The BDL warned of the use of ‘Bitcoins’
Measures to protect purchasers
and fight money laundering
The Central Bank (BDL) issued a new announcement that forbids banks, financial institutions, currency exchange companies, brokerage firms, and the public from purchasing, holding, and dealing with electronic money, especially the ‘Bitcoin’. This digital currency can be used for Internet transactions quickly and at low cost. It is designed for global e-commerce with the ease of a credit card but without its high fees.
“The BDL step may be considered as a protective measure of the financial sector, especially that nowadays purchase transactions are more and more done online with the widespread of digital tools,” said Rayyan Zeheim, Chief Dealer at Lebanese Dealers Corporation brokerage company.
Many risks can emerge from dealing with the ‘Bitcoin’, according to the BDL. The platforms used to issue and deal with this currency are not subject to any regulation. In case of losses, there is no legal claim for refunds.
The ‘Bitcoins’ are not issued or guaranteed by the Central Bank. Therefore, they are highly and quickly volatile in terms of their price, and they may go down to zero.

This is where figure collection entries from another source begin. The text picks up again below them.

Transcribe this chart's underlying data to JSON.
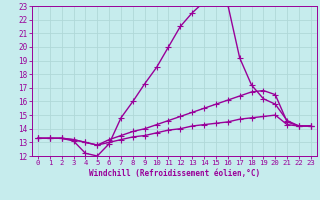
{
  "xlabel": "Windchill (Refroidissement éolien,°C)",
  "ylabel": "",
  "xlim": [
    -0.5,
    23.5
  ],
  "ylim": [
    12,
    23
  ],
  "xticks": [
    0,
    1,
    2,
    3,
    4,
    5,
    6,
    7,
    8,
    9,
    10,
    11,
    12,
    13,
    14,
    15,
    16,
    17,
    18,
    19,
    20,
    21,
    22,
    23
  ],
  "yticks": [
    12,
    13,
    14,
    15,
    16,
    17,
    18,
    19,
    20,
    21,
    22,
    23
  ],
  "bg_color": "#c6eced",
  "line_color": "#990099",
  "grid_color": "#b0d8d8",
  "line1_x": [
    0,
    1,
    2,
    3,
    4,
    5,
    6,
    7,
    8,
    9,
    10,
    11,
    12,
    13,
    14,
    15,
    16,
    17,
    18,
    19,
    20,
    21,
    22,
    23
  ],
  "line1_y": [
    13.3,
    13.3,
    13.3,
    13.1,
    12.2,
    12.0,
    12.9,
    14.8,
    16.0,
    17.3,
    18.5,
    20.0,
    21.5,
    22.5,
    23.3,
    23.3,
    23.1,
    19.2,
    17.2,
    16.2,
    15.8,
    14.6,
    14.2,
    14.2
  ],
  "line2_x": [
    0,
    1,
    2,
    3,
    4,
    5,
    6,
    7,
    8,
    9,
    10,
    11,
    12,
    13,
    14,
    15,
    16,
    17,
    18,
    19,
    20,
    21,
    22,
    23
  ],
  "line2_y": [
    13.3,
    13.3,
    13.3,
    13.2,
    13.0,
    12.8,
    13.2,
    13.5,
    13.8,
    14.0,
    14.3,
    14.6,
    14.9,
    15.2,
    15.5,
    15.8,
    16.1,
    16.4,
    16.7,
    16.8,
    16.5,
    14.5,
    14.2,
    14.2
  ],
  "line3_x": [
    0,
    1,
    2,
    3,
    4,
    5,
    6,
    7,
    8,
    9,
    10,
    11,
    12,
    13,
    14,
    15,
    16,
    17,
    18,
    19,
    20,
    21,
    22,
    23
  ],
  "line3_y": [
    13.3,
    13.3,
    13.3,
    13.2,
    13.0,
    12.8,
    13.0,
    13.2,
    13.4,
    13.5,
    13.7,
    13.9,
    14.0,
    14.2,
    14.3,
    14.4,
    14.5,
    14.7,
    14.8,
    14.9,
    15.0,
    14.3,
    14.2,
    14.2
  ],
  "marker": "+",
  "marker_size": 4,
  "line_width": 1.0
}
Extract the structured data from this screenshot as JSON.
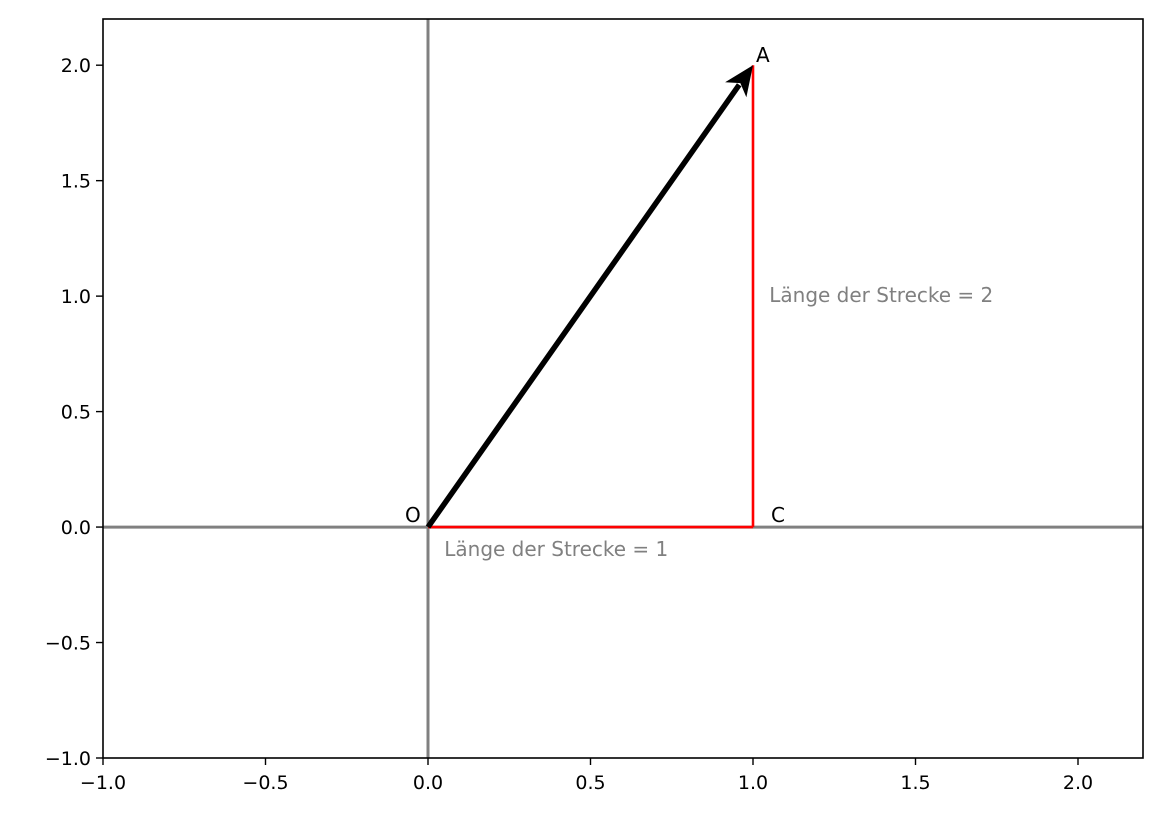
{
  "chart_data": {
    "type": "line",
    "title": "",
    "xlabel": "",
    "ylabel": "",
    "xlim": [
      -1.0,
      2.2
    ],
    "ylim": [
      -1.0,
      2.2
    ],
    "grid": false,
    "x_ticks": [
      "−1.0",
      "−0.5",
      "0.0",
      "0.5",
      "1.0",
      "1.5",
      "2.0"
    ],
    "x_tick_values": [
      -1.0,
      -0.5,
      0.0,
      0.5,
      1.0,
      1.5,
      2.0
    ],
    "y_ticks": [
      "−1.0",
      "−0.5",
      "0.0",
      "0.5",
      "1.0",
      "1.5",
      "2.0"
    ],
    "y_tick_values": [
      -1.0,
      -0.5,
      0.0,
      0.5,
      1.0,
      1.5,
      2.0
    ],
    "axis_lines": {
      "x": 0,
      "y": 0,
      "color": "#808080"
    },
    "vector": {
      "from": [
        0,
        0
      ],
      "to": [
        1,
        2
      ],
      "color": "#000000"
    },
    "segments": [
      {
        "from": [
          0,
          0
        ],
        "to": [
          1,
          0
        ],
        "color": "#ff0000"
      },
      {
        "from": [
          1,
          0
        ],
        "to": [
          1,
          2
        ],
        "color": "#ff0000"
      }
    ],
    "points": [
      {
        "label": "O",
        "x": 0,
        "y": 0
      },
      {
        "label": "A",
        "x": 1,
        "y": 2
      },
      {
        "label": "C",
        "x": 1,
        "y": 0
      }
    ],
    "annotations": [
      {
        "text": "Länge der Strecke = 1",
        "x": 0.05,
        "y": -0.1,
        "color": "#808080"
      },
      {
        "text": "Länge der Strecke = 2",
        "x": 1.05,
        "y": 1.0,
        "color": "#808080"
      }
    ]
  }
}
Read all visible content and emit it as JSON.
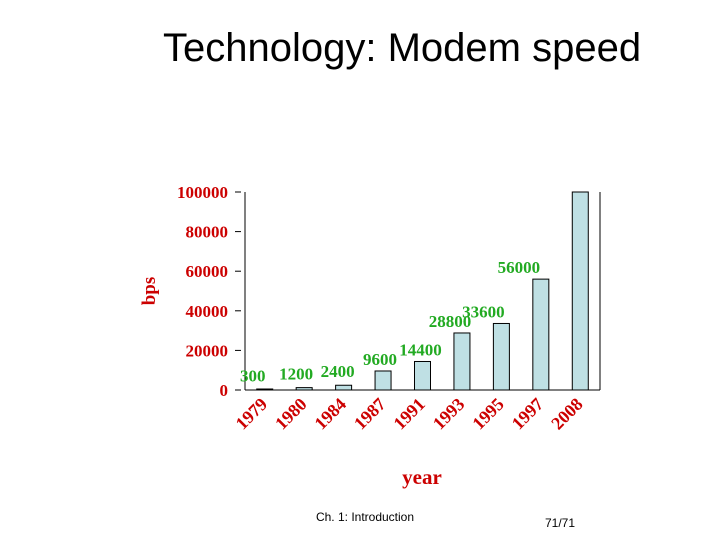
{
  "slide": {
    "title": "Technology: Modem speed",
    "footer_left": "Ch. 1: Introduction",
    "footer_right": "71/71"
  },
  "chart_data": {
    "type": "bar",
    "title": "",
    "xlabel": "year",
    "ylabel": "bps",
    "ylim": [
      0,
      100000
    ],
    "yticks": [
      0,
      20000,
      40000,
      60000,
      80000,
      100000
    ],
    "grid": false,
    "categories": [
      "1979",
      "1980",
      "1984",
      "1987",
      "1991",
      "1993",
      "1995",
      "1997",
      "2008"
    ],
    "values": [
      300,
      1200,
      2400,
      9600,
      14400,
      28800,
      33600,
      56000,
      100000
    ],
    "data_labels": [
      "300",
      "1200",
      "2400",
      "9600",
      "14400",
      "28800",
      "33600",
      "56000",
      ""
    ],
    "colors": {
      "bar": "#bfe0e4",
      "axis_text": "#cc0000",
      "data_label": "#22aa22"
    }
  }
}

“When the Central Bank issues a currency, it will be responsible of maintaining its purchasing power. But the Bitcoin is not under any Central Bank’s control,” said a source at the BDL. The source did not confirm or deny whether any transactions are currently being conducted with the ‘Bitcoin’, locally.
Transactions conducted through virtual money give room to criminal activities, especially money laundering and terrorism financing, the BDL warned.
Another risk is that incorrect and unauthorized transactions using ‘Bitcoins’ cannot be cancelled.
The ‘Bitcoin’ was created in 2008 by a developer named Satoshi Nakamoto, who published the ‘Bitcoin Protocol’ outlining the theory of a decentralized currency. This was followed in January 2009 by the release of the open-source Bitcoin software.